September 23, 2011 Domaine du Collier
Domaine du Collier Le Charpentrie
Another chenin blanc from the Loire, you might say. This one cannot be overlooked.
Just as you can’t escape stunning châteaux in the Loire Valley (that’s Château du Brézé in the background), you can’t escape being stunned by the quality of chenin blanc to be found there. There were some less-than-memorable encounters to be sure, but overall I was set back on my heels by what came my way after seeking the advice of local cavistes.

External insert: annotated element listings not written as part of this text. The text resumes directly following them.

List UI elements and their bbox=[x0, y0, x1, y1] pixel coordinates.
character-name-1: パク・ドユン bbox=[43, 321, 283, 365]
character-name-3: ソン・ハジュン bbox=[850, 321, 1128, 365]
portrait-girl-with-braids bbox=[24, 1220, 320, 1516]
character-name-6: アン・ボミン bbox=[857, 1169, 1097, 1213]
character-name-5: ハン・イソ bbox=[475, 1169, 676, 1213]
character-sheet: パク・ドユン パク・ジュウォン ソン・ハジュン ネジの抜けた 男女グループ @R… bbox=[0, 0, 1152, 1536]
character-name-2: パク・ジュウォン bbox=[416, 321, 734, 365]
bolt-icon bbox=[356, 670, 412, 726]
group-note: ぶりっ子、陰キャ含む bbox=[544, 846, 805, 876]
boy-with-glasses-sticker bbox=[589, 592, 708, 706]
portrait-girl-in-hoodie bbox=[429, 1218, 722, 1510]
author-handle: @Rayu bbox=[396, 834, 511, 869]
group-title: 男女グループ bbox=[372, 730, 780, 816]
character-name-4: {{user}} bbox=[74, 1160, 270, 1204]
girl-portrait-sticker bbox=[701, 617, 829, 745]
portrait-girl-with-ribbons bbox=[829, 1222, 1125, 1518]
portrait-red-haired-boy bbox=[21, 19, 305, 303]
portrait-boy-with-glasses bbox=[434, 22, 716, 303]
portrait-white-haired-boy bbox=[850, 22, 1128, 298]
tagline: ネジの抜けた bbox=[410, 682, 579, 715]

Domaine du Collier La Charpentrie 2008
There is little to rival this one to be sure. The light gold emits aromas of nuts and apricots, hitting all the right high notes. It is entirely pleasurable. A nose only surpassed by the mineral creaminess, full in the mouth. It is expertly balanced and lingers long. A sophisticated wine with great flair! $$
The man behind the bottle is Antoine Foucault (still in his 30s), who, with Caroline Boireau, created this domaine in 1999. He is a good friend of Thibaud Boudignon (see the 27 May 2011 blog entry) and, if I were to put their chenin blanc bottles side by side, I’d be hard pressed to choose between them. Antoine comes from a rather good winemaking background, though he must get tired of it being mentioned in every profile of his domaine. As a winemaker he can certainly stand alone.
The domaine is 6 hectares in the Saumur appellation, specifically the commune of Brézé, where he produces both chenin blanc and cabernet franc. La Charpentrie is made from the oldest vines, some of which are 100+ years in age. The estate is biodynamic, with all the attention that comes with firm belief in this approach – ploughing by horse, hand harvesting, careful sorting, natural yeasts, minimal use of sulphur. The list goes on. In the final analysis, a domaine’s reputation stands or falls on what is poured into the glass. Foucault is obviously doing something very right.
Says Foucault, “I would like to prove to people that it is possible to make a healthy wine with passion and respect for nature that doesn’t cost too much.”
His 15,000 bottle annual production doesn’t have to travel far before it is snapped up by eager, knowledgeable wine lovers. He has quickly established an enviable reputation, especially for his chenin blanc. Whether that reputation will be maintained if the domaine were to expand remains to be seen. The winery owners may well be content with keeping things as they are. Fortunate then will be the few who get to enjoy this wine. Fortunate for sure.